Kelly J., age 32: Have compassion for difficult people
In my 20s, I worked with a woman my age that made life miserable for me. I can honestly say I hated her. She stole my paycheck out of my purse to grab a look at it, was constantly trying to trick me into divulging what company benefits I was receiving, and glared at me with disdain every time our eyes happened to meet. One day after work I turned the corner on the way to my car and saw her crying — her husband was bawling her out for some insignificant thing. Suddenly my heart almost broke with pity. Her life away from work was probably miserable. My compassion made things better for us in the office — we were actually pretty friendly by the time I left that job. I always remember that maybe hateful people have horrible home lives or other difficulties.
Janice J., age 51: Maybe your ‘enemies’ are just busy
I worked in a law firm once. The lawyers were difficult and kind of secretive, even meeting behind closed doors, stone-faced as they walked by, seeming to not even like me. They seemed to want to make me uncomfortable half the time. One day I was having an awful day, and when they emerged from behind their latest session I exploded, thinking they were ready to fire me anyway. Instead, after my rant, they burst out laughing — one even brought me flowers later. I ended up realizing that maybe people who I thought were enemies really weren’t. They were just busy and more serious-minded than I was.

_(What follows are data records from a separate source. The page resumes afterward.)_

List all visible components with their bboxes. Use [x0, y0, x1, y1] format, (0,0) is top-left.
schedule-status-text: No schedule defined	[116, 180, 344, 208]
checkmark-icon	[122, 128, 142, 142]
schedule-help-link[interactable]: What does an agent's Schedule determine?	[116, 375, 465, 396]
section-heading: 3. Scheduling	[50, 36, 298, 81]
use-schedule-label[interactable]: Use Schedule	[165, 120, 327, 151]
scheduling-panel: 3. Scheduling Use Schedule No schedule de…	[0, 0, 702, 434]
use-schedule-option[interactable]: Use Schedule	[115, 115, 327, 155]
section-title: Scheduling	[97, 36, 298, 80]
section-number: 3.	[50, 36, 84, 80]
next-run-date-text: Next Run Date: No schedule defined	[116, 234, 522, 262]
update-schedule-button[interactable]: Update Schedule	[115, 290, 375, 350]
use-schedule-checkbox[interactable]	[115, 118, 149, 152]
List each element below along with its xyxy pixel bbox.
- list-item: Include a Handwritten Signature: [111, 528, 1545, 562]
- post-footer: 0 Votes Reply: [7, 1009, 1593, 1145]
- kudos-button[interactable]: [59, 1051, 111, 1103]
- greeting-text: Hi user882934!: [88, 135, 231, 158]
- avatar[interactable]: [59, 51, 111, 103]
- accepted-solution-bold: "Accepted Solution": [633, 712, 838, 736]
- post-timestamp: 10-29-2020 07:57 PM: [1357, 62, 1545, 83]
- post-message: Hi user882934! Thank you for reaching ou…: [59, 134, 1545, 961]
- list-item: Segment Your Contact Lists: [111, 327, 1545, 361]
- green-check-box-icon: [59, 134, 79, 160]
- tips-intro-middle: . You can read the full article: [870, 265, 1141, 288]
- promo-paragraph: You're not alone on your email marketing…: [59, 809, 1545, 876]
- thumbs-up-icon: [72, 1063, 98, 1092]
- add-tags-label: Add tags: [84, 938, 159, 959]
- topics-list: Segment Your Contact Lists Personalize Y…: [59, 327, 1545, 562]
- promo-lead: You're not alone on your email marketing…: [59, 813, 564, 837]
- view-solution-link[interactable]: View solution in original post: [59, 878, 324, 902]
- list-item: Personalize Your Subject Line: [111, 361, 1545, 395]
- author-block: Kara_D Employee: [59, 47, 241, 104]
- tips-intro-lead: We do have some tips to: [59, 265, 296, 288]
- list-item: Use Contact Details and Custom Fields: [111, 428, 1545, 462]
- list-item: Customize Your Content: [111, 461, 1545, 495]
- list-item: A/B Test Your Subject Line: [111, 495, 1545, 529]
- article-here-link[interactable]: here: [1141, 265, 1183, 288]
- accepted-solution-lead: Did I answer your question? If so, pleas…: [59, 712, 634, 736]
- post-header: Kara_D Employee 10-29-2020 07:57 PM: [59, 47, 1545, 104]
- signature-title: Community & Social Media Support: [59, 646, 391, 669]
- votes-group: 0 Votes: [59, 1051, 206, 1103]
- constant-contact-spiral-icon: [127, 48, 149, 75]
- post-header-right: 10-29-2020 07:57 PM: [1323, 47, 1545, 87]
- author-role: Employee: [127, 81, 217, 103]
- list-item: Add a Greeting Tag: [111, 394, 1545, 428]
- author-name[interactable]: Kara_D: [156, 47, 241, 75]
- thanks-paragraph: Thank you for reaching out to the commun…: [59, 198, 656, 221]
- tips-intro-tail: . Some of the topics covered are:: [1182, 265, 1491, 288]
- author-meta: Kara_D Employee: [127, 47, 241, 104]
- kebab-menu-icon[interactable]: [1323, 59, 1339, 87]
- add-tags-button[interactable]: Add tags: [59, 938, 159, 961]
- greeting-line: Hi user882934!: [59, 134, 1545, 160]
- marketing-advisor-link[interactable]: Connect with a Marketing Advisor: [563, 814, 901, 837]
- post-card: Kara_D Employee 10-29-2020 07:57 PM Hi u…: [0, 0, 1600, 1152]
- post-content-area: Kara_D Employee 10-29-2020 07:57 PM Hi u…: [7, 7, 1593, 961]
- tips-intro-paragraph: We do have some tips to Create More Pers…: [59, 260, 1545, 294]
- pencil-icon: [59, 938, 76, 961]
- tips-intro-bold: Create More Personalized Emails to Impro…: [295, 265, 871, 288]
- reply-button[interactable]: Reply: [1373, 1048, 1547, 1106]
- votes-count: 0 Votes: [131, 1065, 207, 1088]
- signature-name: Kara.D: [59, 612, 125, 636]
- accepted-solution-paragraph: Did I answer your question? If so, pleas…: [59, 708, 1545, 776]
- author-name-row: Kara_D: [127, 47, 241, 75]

John B., age 55: Look beyond the surface
I work with a woman who, upon our first meeting, I immediately disliked. I am a long-haul truck driver, and so was she. She was rude, loud, and generally obnoxious. One day I pulled the truck in and there she was. I waited for some kind of sarcastic comment, but instead she offered me her car for as long as I needed it, since I didn’t have mine available. She is still the same — kind of loud and opinionated, but I learned I needed to look beyond even what all evidence showed me, and leave myself open to the good parts of a person — there’s always both, good and bad, in everyone.
Martin Luther King, Jr., said of Gandhi, “If humanity is to progress, Gandhi is inescapable. He lived, thought, acted and inspired by the vision of humanity evolving toward a world of peace and harmony.”
Learning from our enemies, even accepting them, is not easy, but we can try. The quest for peace — in the home, the office, the playground, or the world — never goes out of style.